The teams’ progress will be followed throughout each week on the BBC’s digital platforms. There will also be live shows marking the beginning and end of each project and content across all the BBC’s language services and its international TV news channel BBC World News.

Audience participation will be a cornerstone of the challenge. The teams will want to hear directly from women affected by the issues they are tackling and find out what solutions may have already been tried.

Viewers and listeners will be able to get involved in the challenge via social media with @BBC100Women and #100Women, online at www.bbc.com/100women  and through the live shows.

The 100 Women Challenge will begin in San Francisco, with the first team looking at breaking through the glass ceiling. The next team will be based in Delhi tackling female illiteracy, before the focus moves to Kenya, where a team in Nairobi will try to improve safety for women on public transport. And finally, for the fourth week, a team in Rio de Janeiro will take on sexism in sport.

But the 100 Women season would not be complete without the now famous 100 Women List. In 2016, it included singer-songwriter Alicia Keys; US gold medal winning gymnast, Simone Biles; French politician Rachida Dati and Chairman of Santander UK Baroness Shriti Vadera among others.

This year, the list will celebrate the women around the world trying to tackle the problems highlighted in the season. And in a new twist, while 60 women have already have been identified, the remaining 40 places will be filled by those who have supported, inspired and helped the teams on the ground over the course of the weeks.

They might be someone working on a solution on the other side of the world; the woman who suggested the piece of code; the woman who named the campaign; or the woman who, by courageously sharing her story, inspired the solution.

Alongside the 100 Women Challenge, additional content will be broadcast throughout October and into the autumn across all the BBC’s language services and BBC World News, ranging from short form news reports to documentaries. There will also be a wealth of digital content on www.bbc.com/100women,  such as opinion pieces by leading experts, personal stories, infographics and films.

Launching the fifth season of 100 Women, World Service Groupdirector Francesca Unsworth said: “Since its launch in 2013, it’s been fantastic to see 100 Women go from strength to strength. It has developed a life of its own, giving women a voice and ensuring the issues they face are kept front of mind.

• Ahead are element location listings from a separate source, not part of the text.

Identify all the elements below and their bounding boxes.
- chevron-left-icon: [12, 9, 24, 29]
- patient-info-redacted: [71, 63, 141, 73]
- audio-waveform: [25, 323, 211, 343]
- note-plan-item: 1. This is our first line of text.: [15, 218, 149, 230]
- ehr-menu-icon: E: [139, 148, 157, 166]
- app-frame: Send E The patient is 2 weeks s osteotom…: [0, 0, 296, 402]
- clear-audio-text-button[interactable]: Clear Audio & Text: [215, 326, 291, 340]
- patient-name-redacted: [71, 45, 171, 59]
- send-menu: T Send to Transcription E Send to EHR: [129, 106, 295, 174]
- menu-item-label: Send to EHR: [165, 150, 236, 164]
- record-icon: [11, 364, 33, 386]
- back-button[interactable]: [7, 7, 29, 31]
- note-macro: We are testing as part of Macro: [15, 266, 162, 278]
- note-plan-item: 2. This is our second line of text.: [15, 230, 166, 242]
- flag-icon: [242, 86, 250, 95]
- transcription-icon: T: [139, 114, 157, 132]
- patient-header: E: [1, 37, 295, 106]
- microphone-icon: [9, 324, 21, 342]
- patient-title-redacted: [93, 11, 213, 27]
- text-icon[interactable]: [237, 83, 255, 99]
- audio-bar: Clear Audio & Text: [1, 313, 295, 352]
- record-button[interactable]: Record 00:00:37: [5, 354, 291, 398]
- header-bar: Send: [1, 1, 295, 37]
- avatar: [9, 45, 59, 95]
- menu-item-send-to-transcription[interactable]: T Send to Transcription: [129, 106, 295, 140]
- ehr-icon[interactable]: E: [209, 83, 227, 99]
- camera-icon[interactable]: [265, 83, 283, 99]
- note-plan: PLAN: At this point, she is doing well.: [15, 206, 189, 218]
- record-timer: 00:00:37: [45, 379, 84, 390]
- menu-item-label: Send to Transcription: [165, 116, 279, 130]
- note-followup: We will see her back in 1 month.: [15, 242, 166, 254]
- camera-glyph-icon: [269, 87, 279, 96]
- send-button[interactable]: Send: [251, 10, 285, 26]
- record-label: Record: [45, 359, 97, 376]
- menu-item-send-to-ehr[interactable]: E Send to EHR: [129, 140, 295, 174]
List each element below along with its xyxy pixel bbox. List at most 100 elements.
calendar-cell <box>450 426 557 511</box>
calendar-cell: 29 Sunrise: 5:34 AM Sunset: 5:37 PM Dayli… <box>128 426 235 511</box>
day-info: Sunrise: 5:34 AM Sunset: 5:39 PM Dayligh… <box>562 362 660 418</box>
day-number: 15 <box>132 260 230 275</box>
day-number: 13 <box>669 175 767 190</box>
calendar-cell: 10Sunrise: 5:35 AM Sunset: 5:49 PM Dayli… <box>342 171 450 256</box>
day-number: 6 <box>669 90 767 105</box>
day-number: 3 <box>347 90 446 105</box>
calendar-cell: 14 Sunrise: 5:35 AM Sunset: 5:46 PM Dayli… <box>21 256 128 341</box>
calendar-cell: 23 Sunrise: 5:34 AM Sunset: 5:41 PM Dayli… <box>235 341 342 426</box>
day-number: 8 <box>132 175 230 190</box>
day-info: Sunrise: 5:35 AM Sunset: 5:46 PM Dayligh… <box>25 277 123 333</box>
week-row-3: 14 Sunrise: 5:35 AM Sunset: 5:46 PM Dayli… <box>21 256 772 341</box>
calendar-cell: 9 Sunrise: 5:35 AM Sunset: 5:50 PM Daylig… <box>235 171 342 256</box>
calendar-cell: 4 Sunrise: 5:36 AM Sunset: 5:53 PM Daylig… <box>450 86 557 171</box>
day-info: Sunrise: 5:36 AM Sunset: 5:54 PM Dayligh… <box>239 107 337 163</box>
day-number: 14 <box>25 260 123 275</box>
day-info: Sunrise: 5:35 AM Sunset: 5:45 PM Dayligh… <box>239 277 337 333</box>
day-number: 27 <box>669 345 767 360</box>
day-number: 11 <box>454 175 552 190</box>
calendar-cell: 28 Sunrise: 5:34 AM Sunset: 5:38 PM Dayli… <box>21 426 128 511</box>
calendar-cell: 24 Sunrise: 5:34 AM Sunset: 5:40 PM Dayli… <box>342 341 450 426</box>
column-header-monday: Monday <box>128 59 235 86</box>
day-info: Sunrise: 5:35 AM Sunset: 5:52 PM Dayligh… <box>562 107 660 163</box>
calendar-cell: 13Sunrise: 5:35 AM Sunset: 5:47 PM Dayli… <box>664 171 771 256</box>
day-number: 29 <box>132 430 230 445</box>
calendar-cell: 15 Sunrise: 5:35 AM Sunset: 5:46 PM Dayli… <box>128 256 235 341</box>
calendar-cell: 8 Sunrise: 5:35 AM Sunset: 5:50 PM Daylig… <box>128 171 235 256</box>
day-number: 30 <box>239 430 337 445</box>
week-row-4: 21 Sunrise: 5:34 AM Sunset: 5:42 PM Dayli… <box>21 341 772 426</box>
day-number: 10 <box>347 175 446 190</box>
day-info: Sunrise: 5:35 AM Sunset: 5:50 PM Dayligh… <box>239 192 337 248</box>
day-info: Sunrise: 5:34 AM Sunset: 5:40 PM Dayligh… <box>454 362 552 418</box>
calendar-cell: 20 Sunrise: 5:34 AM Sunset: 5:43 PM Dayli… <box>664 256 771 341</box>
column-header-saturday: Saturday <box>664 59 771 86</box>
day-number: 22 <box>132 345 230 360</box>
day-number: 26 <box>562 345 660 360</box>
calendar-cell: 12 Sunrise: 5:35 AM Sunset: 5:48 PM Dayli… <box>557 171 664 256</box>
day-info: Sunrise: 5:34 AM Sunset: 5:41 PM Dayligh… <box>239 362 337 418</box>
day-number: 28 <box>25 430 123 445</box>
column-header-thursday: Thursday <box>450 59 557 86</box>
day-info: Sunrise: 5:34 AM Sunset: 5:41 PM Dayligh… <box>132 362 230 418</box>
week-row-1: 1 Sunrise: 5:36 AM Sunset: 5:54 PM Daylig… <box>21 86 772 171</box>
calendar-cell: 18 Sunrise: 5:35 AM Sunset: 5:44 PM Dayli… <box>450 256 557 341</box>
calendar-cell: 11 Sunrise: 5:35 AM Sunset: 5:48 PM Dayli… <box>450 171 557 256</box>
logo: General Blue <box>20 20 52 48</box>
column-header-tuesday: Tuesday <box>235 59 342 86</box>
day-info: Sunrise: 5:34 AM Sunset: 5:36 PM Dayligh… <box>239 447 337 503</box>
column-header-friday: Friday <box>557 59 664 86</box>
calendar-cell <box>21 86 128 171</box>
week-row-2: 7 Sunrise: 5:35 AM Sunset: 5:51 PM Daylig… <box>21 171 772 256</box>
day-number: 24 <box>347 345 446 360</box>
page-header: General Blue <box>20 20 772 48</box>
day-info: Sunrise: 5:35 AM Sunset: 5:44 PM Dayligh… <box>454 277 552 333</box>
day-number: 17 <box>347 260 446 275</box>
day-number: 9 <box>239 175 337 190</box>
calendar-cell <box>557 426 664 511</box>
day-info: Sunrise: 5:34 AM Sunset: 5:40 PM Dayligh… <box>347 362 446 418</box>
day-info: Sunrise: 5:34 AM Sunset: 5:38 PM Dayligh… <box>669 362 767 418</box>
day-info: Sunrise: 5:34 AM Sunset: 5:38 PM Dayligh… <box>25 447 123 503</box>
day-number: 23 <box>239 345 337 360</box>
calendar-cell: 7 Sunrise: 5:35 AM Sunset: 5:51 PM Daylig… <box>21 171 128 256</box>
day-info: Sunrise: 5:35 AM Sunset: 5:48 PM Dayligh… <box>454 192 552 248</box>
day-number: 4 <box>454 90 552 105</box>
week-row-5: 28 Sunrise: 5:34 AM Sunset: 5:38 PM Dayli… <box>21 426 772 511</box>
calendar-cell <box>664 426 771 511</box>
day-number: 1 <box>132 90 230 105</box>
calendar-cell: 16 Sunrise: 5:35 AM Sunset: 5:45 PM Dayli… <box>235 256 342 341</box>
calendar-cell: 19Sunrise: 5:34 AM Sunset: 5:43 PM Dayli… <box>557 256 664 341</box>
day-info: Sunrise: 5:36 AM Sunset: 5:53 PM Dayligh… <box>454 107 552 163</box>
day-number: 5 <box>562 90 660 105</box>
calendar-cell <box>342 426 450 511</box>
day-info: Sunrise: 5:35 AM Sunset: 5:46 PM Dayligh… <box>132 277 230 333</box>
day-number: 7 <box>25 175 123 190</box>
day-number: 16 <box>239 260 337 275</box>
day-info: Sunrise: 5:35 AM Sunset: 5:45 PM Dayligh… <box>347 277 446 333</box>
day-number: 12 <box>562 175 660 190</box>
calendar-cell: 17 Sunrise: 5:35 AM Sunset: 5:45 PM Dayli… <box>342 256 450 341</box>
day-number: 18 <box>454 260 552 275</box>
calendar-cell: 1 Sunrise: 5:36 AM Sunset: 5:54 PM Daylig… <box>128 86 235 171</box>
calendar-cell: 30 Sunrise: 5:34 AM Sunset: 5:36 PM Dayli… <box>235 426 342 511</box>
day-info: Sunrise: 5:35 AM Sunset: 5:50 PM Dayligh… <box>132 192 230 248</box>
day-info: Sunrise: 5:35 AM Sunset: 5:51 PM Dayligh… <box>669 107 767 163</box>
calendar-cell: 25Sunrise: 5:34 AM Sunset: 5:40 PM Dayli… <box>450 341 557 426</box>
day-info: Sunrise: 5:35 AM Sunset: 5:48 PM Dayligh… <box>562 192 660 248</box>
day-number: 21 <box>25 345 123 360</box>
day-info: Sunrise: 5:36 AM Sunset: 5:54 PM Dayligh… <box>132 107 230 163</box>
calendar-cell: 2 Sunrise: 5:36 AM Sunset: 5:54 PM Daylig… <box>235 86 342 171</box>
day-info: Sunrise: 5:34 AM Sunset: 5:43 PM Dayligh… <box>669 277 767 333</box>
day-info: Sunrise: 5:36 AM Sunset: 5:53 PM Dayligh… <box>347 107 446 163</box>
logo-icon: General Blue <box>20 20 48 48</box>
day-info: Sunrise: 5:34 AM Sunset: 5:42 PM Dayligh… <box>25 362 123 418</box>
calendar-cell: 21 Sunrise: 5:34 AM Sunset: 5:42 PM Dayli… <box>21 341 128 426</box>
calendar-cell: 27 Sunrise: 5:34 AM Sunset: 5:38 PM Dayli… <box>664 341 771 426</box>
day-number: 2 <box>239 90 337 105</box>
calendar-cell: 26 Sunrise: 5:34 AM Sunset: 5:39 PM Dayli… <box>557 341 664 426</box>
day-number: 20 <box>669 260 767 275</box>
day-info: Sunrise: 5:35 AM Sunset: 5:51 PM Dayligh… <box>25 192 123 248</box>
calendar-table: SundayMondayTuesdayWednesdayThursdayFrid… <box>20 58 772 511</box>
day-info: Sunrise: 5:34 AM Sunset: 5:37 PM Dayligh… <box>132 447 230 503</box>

“It has been such a privilege for us to be able to tell the stories of so many inspirational individuals giving them the global recognition they deserve. This year we are taking the project a step further, challenging some of the world’s top female experts to help find solutions to problems holding back the women of today.

“It’s an exciting and unique way to celebrate the talents of women and develop the 100 Women legacy with the help of the BBC’s global audience of nearly 350 million people.”

Fiona Crack, editor of 100 Women, added: “The message we’ve heard loud and clear from women across our audiences is that they want action, that it’s not just talking about issues anymore – it’s doing something about them.

“In 2015, women hosted 150 debates in 10 languages and 30 countries. In 2016, people added 450 deserving but over-looked women to Wikipedia, and now in 2017 we’re taking it to a whole new level of participation.

“It’s going to be exciting but nerve-racking to see what these talented 100 will come up with and if they can pull it off in a month.”